■ブエノスアイレス・ダービーで学んだこと
現在、高円宮杯U-18プレミアリーグは感染症対策として原則的に無観客で開催されている(入場できるのは関係者や家族、そして報道関係者だけだ)。したがって、せっかくのユースチームの活躍も、サポーターたちの目に触れる機会が少なく、それだけにあまり注目を集めることができない。
本来であったら多くのサポーターに見てほしいし、選手たちも熱い声援の下でのプレーを経験してほしいものである。

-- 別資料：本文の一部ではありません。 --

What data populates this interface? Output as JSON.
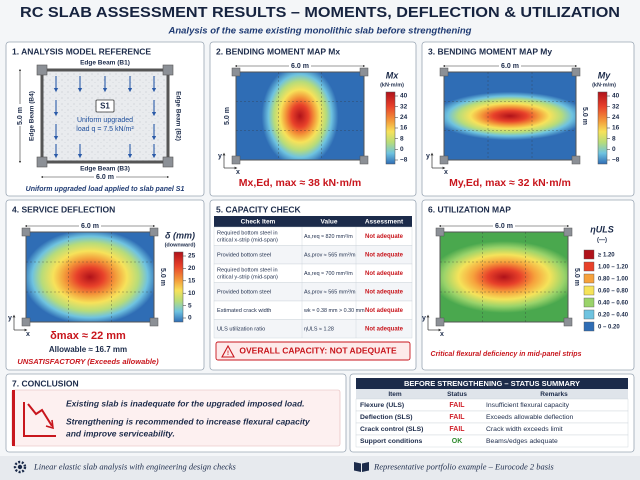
{
  "header": {
    "title": "RC SLAB ASSESSMENT RESULTS – MOMENTS, DEFLECTION & UTILIZATION",
    "subtitle": "Analysis of the same existing monolithic slab before strengthening"
  },
  "axis_labels": [
    "x",
    "y"
  ],
  "model": {
    "title": "1. ANALYSIS MODEL REFERENCE",
    "beams": [
      "Edge Beam (B1)",
      "Edge Beam (B2)",
      "Edge Beam (B3)",
      "Edge Beam (B4)"
    ],
    "panel": "S1",
    "load": [
      "Uniform upgraded",
      "load q = 7.5 kN/m²"
    ],
    "width": "6.0 m",
    "height": "5.0 m",
    "caption": "Uniform upgraded load applied to slab panel S1"
  },
  "mx": {
    "title": "2. BENDING MOMENT MAP Mx",
    "width": "6.0 m",
    "height": "5.0 m",
    "legend_title": "Mx",
    "legend_unit": "(kN·m/m)",
    "ticks": [
      40,
      32,
      24,
      16,
      8,
      0,
      {
        "value": -8,
        "label": "−8"
      }
    ],
    "result": "Mx,Ed, max ≈ 38 kN·m/m"
  },
  "my": {
    "title": "3. BENDING MOMENT MAP My",
    "width": "6.0 m",
    "height": "5.0 m",
    "legend_title": "My",
    "legend_unit": "(kN·m/m)",
    "ticks": [
      40,
      32,
      24,
      16,
      8,
      0,
      {
        "value": -8,
        "label": "−8"
      }
    ],
    "result": "My,Ed, max ≈ 32 kN·m/m"
  },
  "deflection": {
    "title": "4. SERVICE DEFLECTION",
    "width": "6.0 m",
    "height": "5.0 m",
    "legend_title": "δ (mm)",
    "legend_unit": "(downward)",
    "ticks": [
      25,
      20,
      15,
      10,
      5,
      0
    ],
    "result": "δmax ≈ 22 mm",
    "allowable": "Allowable ≈ 16.7 mm",
    "verdict": "UNSATISFACTORY (Exceeds allowable)"
  },
  "capacity": {
    "title": "5. CAPACITY CHECK",
    "columns": [
      "Check Item",
      "Value",
      "Assessment"
    ],
    "rows": [
      {
        "item": [
          "Required bottom steel in",
          "critical x-strip (mid-span)"
        ],
        "value": "As,req ≈ 820 mm²/m",
        "assessment": "Not adequate"
      },
      {
        "item": [
          "Provided bottom steel"
        ],
        "value": "As,prov ≈ 565 mm²/m",
        "assessment": "Not adequate"
      },
      {
        "item": [
          "Required bottom steel in",
          "critical y-strip (mid-span)"
        ],
        "value": "As,req ≈ 700 mm²/m",
        "assessment": "Not adequate"
      },
      {
        "item": [
          "Provided bottom steel"
        ],
        "value": "As,prov ≈ 565 mm²/m",
        "assessment": "Not adequate"
      },
      {
        "item": [
          "Estimated crack width"
        ],
        "value": "wk ≈ 0.38 mm > 0.30 mm",
        "assessment": "Not adequate"
      },
      {
        "item": [
          "ULS utilization ratio"
        ],
        "value": "ηULS ≈ 1.28",
        "assessment": "Not adequate"
      }
    ],
    "overall": "OVERALL CAPACITY: NOT ADEQUATE"
  },
  "utilization": {
    "title": "6. UTILIZATION MAP",
    "width": "6.0 m",
    "height": "5.0 m",
    "legend_title": "ηULS",
    "legend_unit": "(—)",
    "bins": [
      {
        "label": "≥ 1.20",
        "color": "#b0121a"
      },
      {
        "label": "1.00 – 1.20",
        "color": "#e8412a"
      },
      {
        "label": "0.80 – 1.00",
        "color": "#f6a13c"
      },
      {
        "label": "0.60 – 0.80",
        "color": "#f5e35a"
      },
      {
        "label": "0.40 – 0.60",
        "color": "#9ad36a"
      },
      {
        "label": "0.20 – 0.40",
        "color": "#6fc3e0"
      },
      {
        "label": "0 – 0.20",
        "color": "#2f6db5"
      }
    ],
    "caption": "Critical flexural deficiency in mid-panel strips"
  },
  "conclusion": {
    "title": "7. CONCLUSION",
    "lines": [
      "Existing slab is inadequate for the upgraded imposed load.",
      "Strengthening is recommended to increase flexural capacity",
      "and improve serviceability."
    ]
  },
  "summary": {
    "title": "BEFORE STRENGTHENING – STATUS SUMMARY",
    "columns": [
      "Item",
      "Status",
      "Remarks"
    ],
    "rows": [
      {
        "item": "Flexure (ULS)",
        "status": "FAIL",
        "remarks": "Insufficient flexural capacity",
        "color": "#d0202a"
      },
      {
        "item": "Deflection (SLS)",
        "status": "FAIL",
        "remarks": "Exceeds allowable deflection",
        "color": "#d0202a"
      },
      {
        "item": "Crack control (SLS)",
        "status": "FAIL",
        "remarks": "Crack width exceeds limit",
        "color": "#d0202a"
      },
      {
        "item": "Support conditions",
        "status": "OK",
        "remarks": "Beams/edges adequate",
        "color": "#2e8b2e"
      }
    ]
  },
  "footer": {
    "left": "Linear elastic slab analysis with engineering design checks",
    "right": "Representative portfolio example – Eurocode 2 basis"
  }
}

横浜FCというと、三浦カズや中村俊輔が在籍しているために「カズの出場」、「最年長〇〇記録」といったことが話題になりやすい。だが、このクラブについて本当は若い選手の台頭に注目してほしいところなのである。
プレミアリーグで横浜FCユースが浦和ユースと対戦した前日には、J1のトップチーム同士の同じ顔合わせがあった。また、日産フィールド小机で行われたユースレベルの「横浜ダービー」の直後には、ニッパツ三ツ沢球技場でJ1の横浜FC対柏の試合があった。せっかくこういうスケジュールになったのなら(コロナ対策が必要でなくなった暁には)、サポーターたちが両方の試合を見られるようにスケジュールを組んでほしい。
埼玉スタジアムやニッパツ三ツ沢のピッチ上でJ1の前座試合としてユースの試合が行われれば最高だ。もし、それが不可能なのであれば、埼スタの第2、第3球技場でユースの試合をやってもいいし、三ツ沢だったら陸上競技場を使ってもいい。

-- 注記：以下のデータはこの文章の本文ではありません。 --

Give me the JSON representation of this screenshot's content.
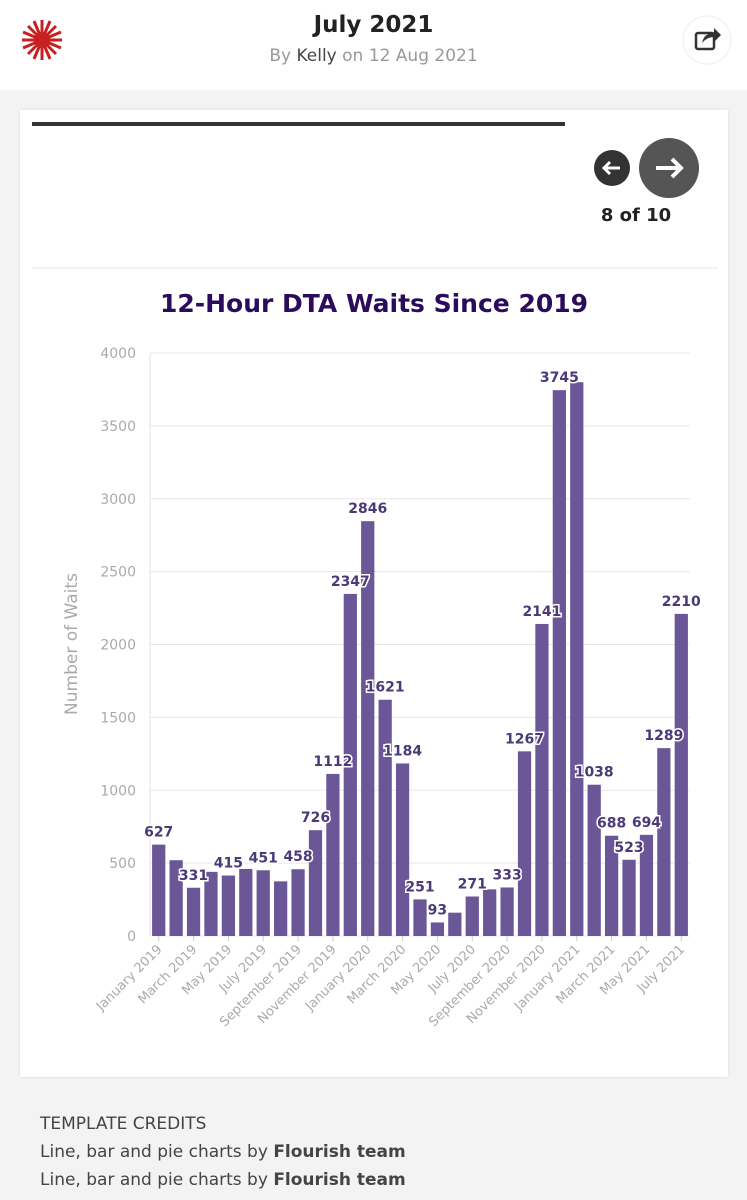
{
  "header": {
    "title": "July 2021",
    "by": "By",
    "author": "Kelly",
    "on": "on",
    "date": "12 Aug 2021"
  },
  "nav": {
    "position": "8 of 10"
  },
  "chart_data": {
    "type": "bar",
    "title": "12-Hour DTA Waits Since 2019",
    "y_label": "Number of Waits",
    "color": "#6b5697",
    "categories": [
      "January 2019",
      null,
      "March 2019",
      null,
      "May 2019",
      null,
      "July 2019",
      null,
      "September 2019",
      null,
      "November 2019",
      null,
      "January 2020",
      null,
      "March 2020",
      null,
      "May 2020",
      null,
      "July 2020",
      null,
      "September 2020",
      null,
      "November 2020",
      null,
      "January 2021",
      null,
      "March 2021",
      null,
      "May 2021",
      null,
      "July 2021"
    ],
    "values": [
      627,
      520,
      331,
      440,
      415,
      460,
      451,
      375,
      458,
      726,
      1112,
      2347,
      2846,
      1621,
      1184,
      251,
      93,
      160,
      271,
      320,
      333,
      1267,
      2141,
      3745,
      3800,
      1038,
      688,
      523,
      694,
      1289,
      2210
    ],
    "value_labels": [
      "627",
      null,
      "331",
      null,
      "415",
      null,
      "451",
      null,
      "458",
      "726",
      "1112",
      "2347",
      "2846",
      "1621",
      "1184",
      "251",
      "93",
      null,
      "271",
      null,
      "333",
      "1267",
      "2141",
      "3745",
      null,
      "1038",
      "688",
      "523",
      "694",
      "1289",
      "2210"
    ],
    "ylim": [
      0,
      4000
    ],
    "yticks": [
      0,
      500,
      1000,
      1500,
      2000,
      2500,
      3000,
      3500,
      4000
    ],
    "grid": true
  },
  "credits": {
    "heading": "TEMPLATE CREDITS",
    "lines": [
      {
        "text": "Line, bar and pie charts by",
        "bold": "Flourish team"
      },
      {
        "text": "Line, bar and pie charts by",
        "bold": "Flourish team"
      }
    ]
  }
}
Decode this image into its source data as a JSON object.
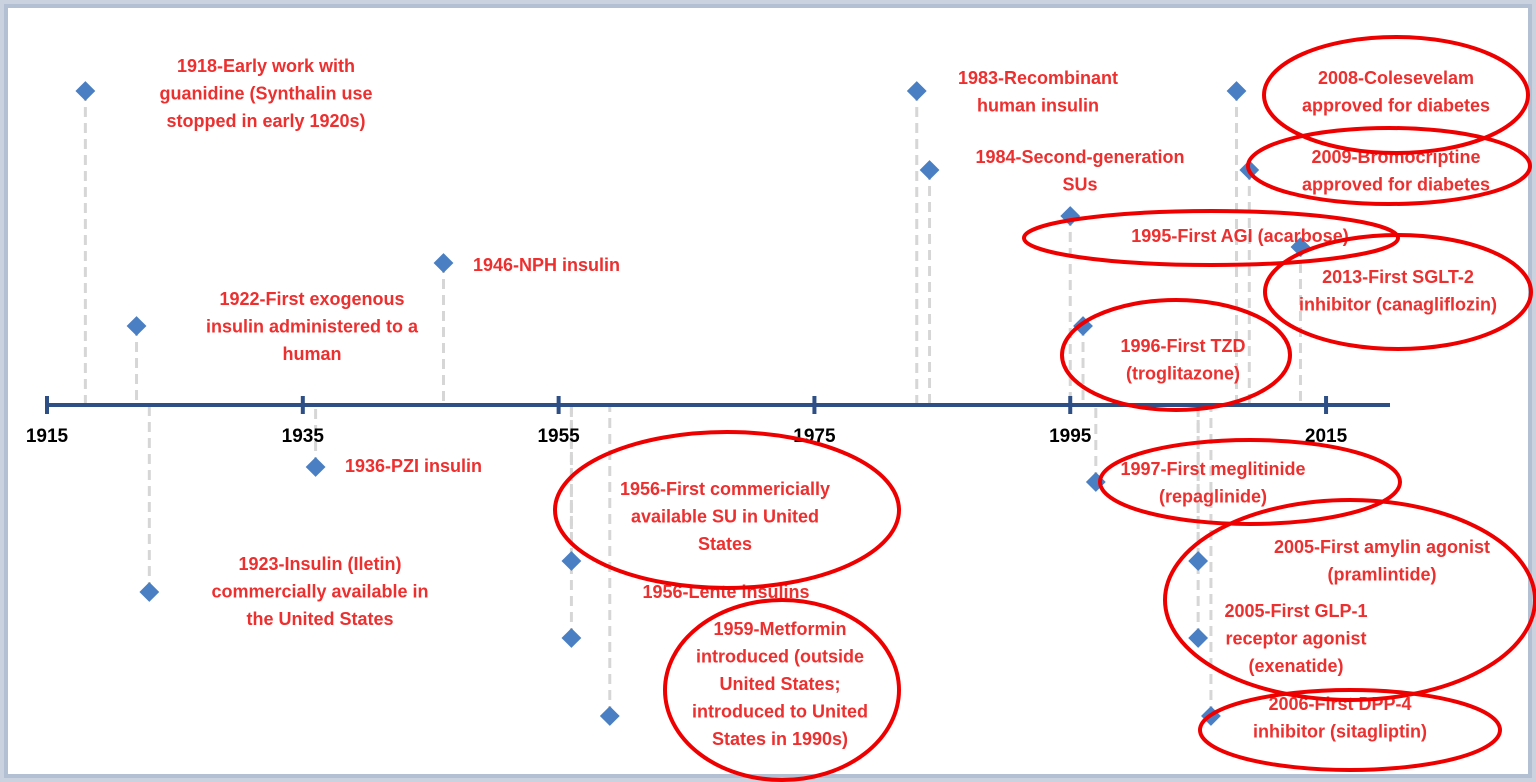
{
  "axis": {
    "lim": [
      1915,
      2020
    ],
    "ticks": [
      1915,
      1935,
      1955,
      1975,
      1995,
      2015
    ]
  },
  "events": [
    {
      "year": 1918,
      "lines": [
        "1918-Early work with",
        "guanidine (Synthalin use",
        "stopped in early 1920s)"
      ]
    },
    {
      "year": 1922,
      "lines": [
        "1922-First exogenous",
        "insulin administered to a",
        "human"
      ]
    },
    {
      "year": 1923,
      "lines": [
        "1923-Insulin (Iletin)",
        "commercially available in",
        "the United States"
      ]
    },
    {
      "year": 1936,
      "lines": [
        "1936-PZI insulin"
      ]
    },
    {
      "year": 1946,
      "lines": [
        "1946-NPH insulin"
      ]
    },
    {
      "year": 1956,
      "lines": [
        "1956-First commericially",
        "available SU in United",
        "States"
      ]
    },
    {
      "year": 1956,
      "lines": [
        "1956-Lente insulins"
      ]
    },
    {
      "year": 1959,
      "lines": [
        "1959-Metformin",
        "introduced (outside",
        "United States;",
        "introduced to United",
        "States in 1990s)"
      ]
    },
    {
      "year": 1983,
      "lines": [
        "1983-Recombinant",
        "human insulin"
      ]
    },
    {
      "year": 1984,
      "lines": [
        "1984-Second-generation",
        "SUs"
      ]
    },
    {
      "year": 1995,
      "lines": [
        "1995-First AGI (acarbose)"
      ]
    },
    {
      "year": 1996,
      "lines": [
        "1996-First TZD",
        "(troglitazone)"
      ]
    },
    {
      "year": 1997,
      "lines": [
        "1997-First meglitinide",
        "(repaglinide)"
      ]
    },
    {
      "year": 2005,
      "lines": [
        "2005-First amylin agonist",
        "(pramlintide)"
      ]
    },
    {
      "year": 2005,
      "lines": [
        "2005-First GLP-1",
        "receptor agonist",
        "(exenatide)"
      ]
    },
    {
      "year": 2006,
      "lines": [
        "2006-First DPP-4",
        "inhibitor (sitagliptin)"
      ]
    },
    {
      "year": 2008,
      "lines": [
        "2008-Colesevelam",
        "approved for diabetes"
      ]
    },
    {
      "year": 2009,
      "lines": [
        "2009-Bromocriptine",
        "approved for diabetes"
      ]
    },
    {
      "year": 2013,
      "lines": [
        "2013-First SGLT-2",
        "inhibitor (canagliflozin)"
      ]
    }
  ]
}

かつて、僕はブエノスアイレスのボンボネーラでボカ・ジュニアーズ対リーベルプレートのクラシコを観戦したことがある。その時には、前座としてユース同士の対戦も行われていた。ユースの試合の時から、すでに3万人ほどの観衆が入り、なにしろ永遠のライバル同士の対戦なのでインチャ(サポーター)たちはトップチーム同士の対戦と同じように熱い声援を送っていたし、ミスをすれば味方選手に対して容赦ないブーイングを浴びせかけていた。

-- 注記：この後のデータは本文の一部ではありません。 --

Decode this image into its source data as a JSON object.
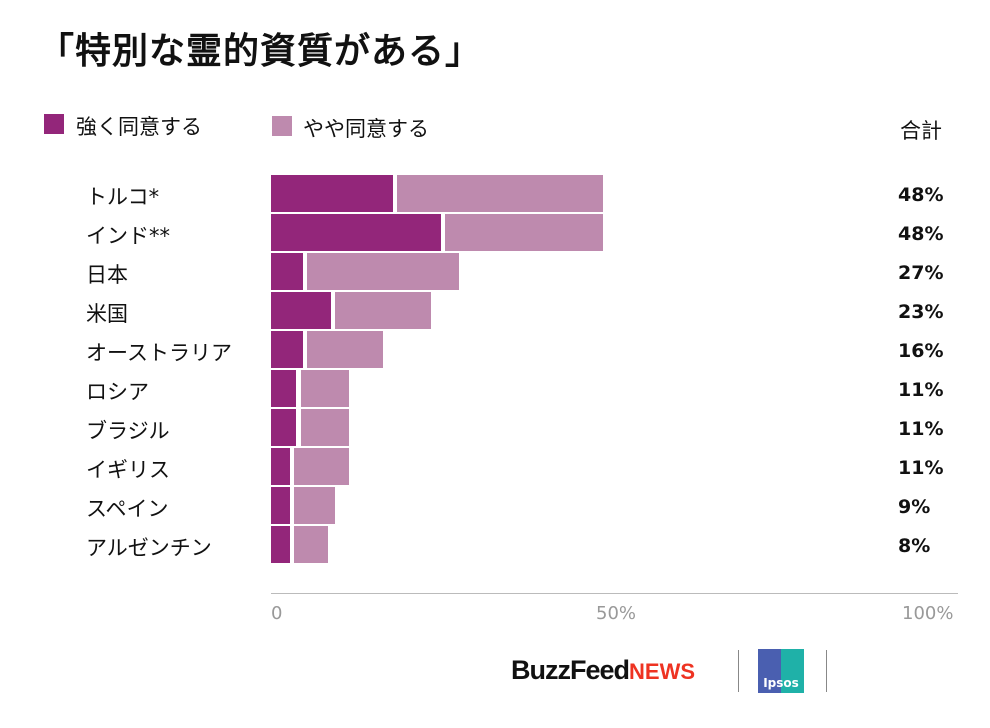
{
  "chart_data": {
    "type": "bar",
    "stacked": true,
    "orientation": "horizontal",
    "title": "「特別な霊的資質がある」",
    "categories": [
      "トルコ*",
      "インド**",
      "日本",
      "米国",
      "オーストラリア",
      "ロシア",
      "ブラジル",
      "イギリス",
      "スペイン",
      "アルゼンチン"
    ],
    "series": [
      {
        "name": "強く同意する",
        "color": "#93267a",
        "values": [
          18,
          25,
          5,
          9,
          5,
          4,
          4,
          3,
          3,
          3
        ]
      },
      {
        "name": "やや同意する",
        "color": "#be8aae",
        "values": [
          30,
          23,
          22,
          14,
          11,
          7,
          7,
          8,
          6,
          5
        ]
      }
    ],
    "totals_header": "合計",
    "totals": [
      "48%",
      "48%",
      "27%",
      "23%",
      "16%",
      "11%",
      "11%",
      "11%",
      "9%",
      "8%"
    ],
    "xlim": [
      0,
      100
    ],
    "xticks": [
      "0",
      "50%",
      "100%"
    ],
    "grid": false,
    "legend_placement": "top-left"
  },
  "footer": {
    "brand_a": "BuzzFeed",
    "brand_a_suffix": "NEWS",
    "brand_b": "Ipsos"
  }
}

ユース年代のうちに、そういう試合も経験しておいた方がいいのは間違いない。
いずれにしても、トップチームがJ1で健闘し、ユースも初挑戦のプレミアリーグで上位に付けるという、横浜FCにとっては画期的なシーズンを迎えている。しっかりとクラブの将来像を考えて、育ってきた若い選手たちをさらに成長させてクラブの基盤を固めていってほしいものである。